Toby nudged Oak up beside Piper. “What is it?”
Maxwell didn’t answer immediately. He was staring past them, toward the far right of their path. Toby followed his gaze and saw nothing at first—just more gold, more shimmer, more sky. Then his eyes adjusted, and he noticed it.
A patch of brown in the endless field. Not earth—the shape was wrong for that. A low, undulating mass, darker than the reed-grass, sitting where the ground dipped ever so slightly.
Reece leaned forward in his saddle, shading his eyes with a hand. “Dead ground?” he asked.
Maxwell shook his head once. “No. Not land.” He clicked his tongue softly. “A herd.”
Now that he’d said it, the shape made sense. It wasn’t a patch of color so much as dozens of smaller ones, pressed together in one shifting whole.
Zak’s brows shot up. “What in all the saints’ names is that? A pile of hairy rocks?”
“Bison,” Maxwell said.
“What? I’m not your son,” Zak said automatically.
Reece huffed a laugh. “It’s an animal, idiot.”
Zak squinted harder. As they watched, one of the shapes moved—a slow toss of a massive head, horns catching the light for a heartbeat before dipping again.
“What,” Zak said slowly, “is a herd of hairy cows doing out in this heat?”
“Trying not to get eaten,” Maxwell said. “Same as us.”
The impression of size hit Toby’s gut a breath later. Those weren’t cows. Cows didn’t make the ground look that small.
As they rode closer, the land’s slight dip became clearer—a broad, shallow basin where the reed-grass was shorter, trampled down.
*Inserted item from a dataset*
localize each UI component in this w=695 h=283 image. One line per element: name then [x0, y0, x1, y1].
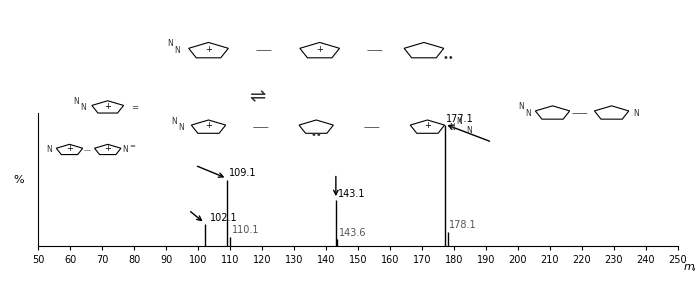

Near its center lay a depression filled with water, maybe half the size of Highmarsh’s inner yard. The surface shone dull and muddy, ringed by wet earth and dark prints.
“There,” Reece said, nodding toward it. “Oasis.”
“Not big enough for a lake,” Zak said. “Not small enough to drink in one go.”
“Big enough to keep a herd here through summer,” Toby said quietly.
He could see them properly now. Dozens of hulking shapes, shaggy coats in shades of dark brown and faded tan, shoulders humped, horns sweeping outward and up. Flies swarmed their flanks. Calves nudged between larger bodies, tails flicking. Some wallowed knee-deep in the mud at the water’s edge, rolling to coat their sides.
The sight stirred something old in him—the memory of autumn markets, of farmers driving thinner, smaller cattle through Brindle Hollow, hooves clopping on baked earth. These made those look like children.
“Hunt,” Maxwell said, drawing Piper to a halt on the rim of the shallow basin. “We’ll take one.”